For more detailed information about private AI and encryption, please see my article in the proceedings of the 2019 International Congress on Industrial and Applied Mathematics [8].

Kristin Lauter will deliver the I.E. Block Community Lecture at the 2022 SIAM Annual Meeting, which will take place in Pittsburgh, Pa., in a hybrid format from July 11-15, 2022. She will speak about artificial intelligence and cryptography.

References
[1] Albrecht, M., Chase, M., Chen, H., Ding, J., Goldwasser, S., Gorbunov, S., Halevi, S., Hoffstein, J., Laine, K., Lauter, K., Lokam, S., Micciancio, D., Moody, D., Morrison, T., Sahai, A., & Vailkuntanathan, V. (2021). Homomorphic encryption standard. In Protecting privacy through homomorphic encryption (pp. 31-62). Cham, Switzerland: Springer Nature.
[2] Bos, J.W., Lauter, K., & Naehrig, M. (2014). Private predictive analysis on encrypted medical data. J. Biomed. Inform., 50, 234-243.
[3] Gentry, C. (2009). A fully homomorphic encryption scheme [Doctoral dissertation, Stanford University]. Applied Cryptography Group at Stanford University.
[4] Gilad-Bachrach, R., Dowlin, N., Laine, K., Lauter, K., Naehrig, M., & Wernsing, J. (2016). CryptoNets: Applying neural networks to encrypted data with high throughput and accuracy. In Proceedings of the 33rd international conference on machine learning, 48, 201-210.
[5] Graepel, T., Lauter, K., & Naehrig, M. (2012). ML confidential: Machine learning on encrypted data.
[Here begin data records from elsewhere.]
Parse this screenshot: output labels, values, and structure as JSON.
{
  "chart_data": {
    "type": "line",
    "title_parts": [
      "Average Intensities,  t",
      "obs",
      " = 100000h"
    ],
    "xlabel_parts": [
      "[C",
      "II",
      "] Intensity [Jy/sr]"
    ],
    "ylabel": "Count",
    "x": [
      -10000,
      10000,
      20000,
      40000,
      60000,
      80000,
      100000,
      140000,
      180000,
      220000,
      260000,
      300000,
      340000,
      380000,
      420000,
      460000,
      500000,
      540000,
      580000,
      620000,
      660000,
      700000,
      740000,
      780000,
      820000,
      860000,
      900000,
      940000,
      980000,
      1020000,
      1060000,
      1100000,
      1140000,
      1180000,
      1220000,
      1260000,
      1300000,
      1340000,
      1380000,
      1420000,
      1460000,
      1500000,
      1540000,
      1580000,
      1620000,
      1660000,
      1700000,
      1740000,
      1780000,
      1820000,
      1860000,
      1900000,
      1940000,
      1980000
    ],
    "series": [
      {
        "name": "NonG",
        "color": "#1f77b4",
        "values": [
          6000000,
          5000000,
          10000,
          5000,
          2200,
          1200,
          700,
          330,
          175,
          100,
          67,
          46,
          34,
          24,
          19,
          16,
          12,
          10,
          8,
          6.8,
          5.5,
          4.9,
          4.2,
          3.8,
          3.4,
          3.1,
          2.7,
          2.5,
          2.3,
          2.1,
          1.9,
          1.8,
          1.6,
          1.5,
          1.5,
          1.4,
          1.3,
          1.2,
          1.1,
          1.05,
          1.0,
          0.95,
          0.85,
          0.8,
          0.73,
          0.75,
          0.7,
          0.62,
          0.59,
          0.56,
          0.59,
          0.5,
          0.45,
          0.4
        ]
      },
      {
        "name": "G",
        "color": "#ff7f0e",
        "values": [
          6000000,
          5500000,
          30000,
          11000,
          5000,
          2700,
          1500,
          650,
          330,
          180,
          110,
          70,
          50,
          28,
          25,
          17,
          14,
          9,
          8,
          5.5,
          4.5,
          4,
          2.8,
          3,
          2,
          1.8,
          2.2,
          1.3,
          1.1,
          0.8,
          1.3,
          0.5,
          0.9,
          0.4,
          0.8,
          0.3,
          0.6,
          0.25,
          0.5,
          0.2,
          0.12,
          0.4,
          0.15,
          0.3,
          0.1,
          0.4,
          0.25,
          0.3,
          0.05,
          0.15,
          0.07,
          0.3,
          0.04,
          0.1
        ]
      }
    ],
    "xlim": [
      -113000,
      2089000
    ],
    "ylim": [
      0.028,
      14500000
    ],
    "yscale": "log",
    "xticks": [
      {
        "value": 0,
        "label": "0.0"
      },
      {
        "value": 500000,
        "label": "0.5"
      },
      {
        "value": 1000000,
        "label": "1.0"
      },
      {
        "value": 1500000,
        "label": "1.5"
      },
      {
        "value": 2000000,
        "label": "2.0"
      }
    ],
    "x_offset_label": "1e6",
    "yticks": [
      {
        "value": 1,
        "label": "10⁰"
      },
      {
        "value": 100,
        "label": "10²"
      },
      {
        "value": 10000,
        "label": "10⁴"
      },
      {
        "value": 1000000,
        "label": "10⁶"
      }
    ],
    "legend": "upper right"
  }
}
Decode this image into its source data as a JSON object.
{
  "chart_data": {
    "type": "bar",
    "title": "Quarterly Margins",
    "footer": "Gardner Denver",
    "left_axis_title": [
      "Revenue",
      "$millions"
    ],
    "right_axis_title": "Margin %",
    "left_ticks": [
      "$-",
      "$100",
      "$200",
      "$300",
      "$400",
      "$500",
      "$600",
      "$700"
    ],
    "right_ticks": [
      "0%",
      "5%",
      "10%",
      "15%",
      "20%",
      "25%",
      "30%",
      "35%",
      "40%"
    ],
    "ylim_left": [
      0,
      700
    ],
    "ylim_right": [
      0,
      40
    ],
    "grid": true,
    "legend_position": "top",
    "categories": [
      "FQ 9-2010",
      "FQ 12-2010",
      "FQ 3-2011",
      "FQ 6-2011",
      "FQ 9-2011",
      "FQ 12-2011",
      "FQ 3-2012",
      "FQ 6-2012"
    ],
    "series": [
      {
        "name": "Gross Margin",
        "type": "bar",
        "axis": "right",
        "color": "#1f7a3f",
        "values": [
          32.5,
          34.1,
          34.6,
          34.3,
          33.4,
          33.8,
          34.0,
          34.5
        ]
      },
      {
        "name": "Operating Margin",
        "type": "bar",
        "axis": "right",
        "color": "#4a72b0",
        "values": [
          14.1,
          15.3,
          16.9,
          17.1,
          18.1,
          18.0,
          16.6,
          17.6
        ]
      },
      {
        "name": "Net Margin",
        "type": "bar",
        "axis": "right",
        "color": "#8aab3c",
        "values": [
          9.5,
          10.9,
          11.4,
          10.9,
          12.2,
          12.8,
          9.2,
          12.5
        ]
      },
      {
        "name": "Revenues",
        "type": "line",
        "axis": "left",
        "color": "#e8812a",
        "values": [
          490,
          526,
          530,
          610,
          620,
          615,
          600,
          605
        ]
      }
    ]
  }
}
In International conference on information security and cryptology 2012 (pp. 1-21). Seoul, Korea: Springer.
[6] Hoffstein, J., Pipher, J., & Silverman, J.H. (1998). NTRU: A ring-based public key cryptosystem. In International algorithmic number theory symposium (pp. 267-288). Portland, OR: Springer.
[7] Kim, M., Jiang, X., Lauter, K., Ismayilzada, E., & Shams, S. (2021). HEAR: Human action recognition via neural networks on homomorphically encrypted data. Preprint, arXiv:2104.09164.
[8] Lauter, K. (2022). Private AI: Machine learning on encrypted data. Recent advances in industrial and applied mathematics. In ICIAM 2019 SEMA SIMAI Springer series. Cham, Switzerland: Springer.
[9] Lenstra, A.K., Lenstra Jr., H.W., & Lovász, L. (1982). Factoring polynomials with rational coefficients. Mathematische Annal., 261(4), 515-534.

Kristin Lauter is the Director of West Coast Research Science for Meta AI Research (FAIR). She served as president of the Association for Women in Mathematics from 2015-2017. Lauter was formerly a Partner Research Manager at Microsoft Research, where her group developed Microsoft SEAL: an open source library for homomorphic encryption.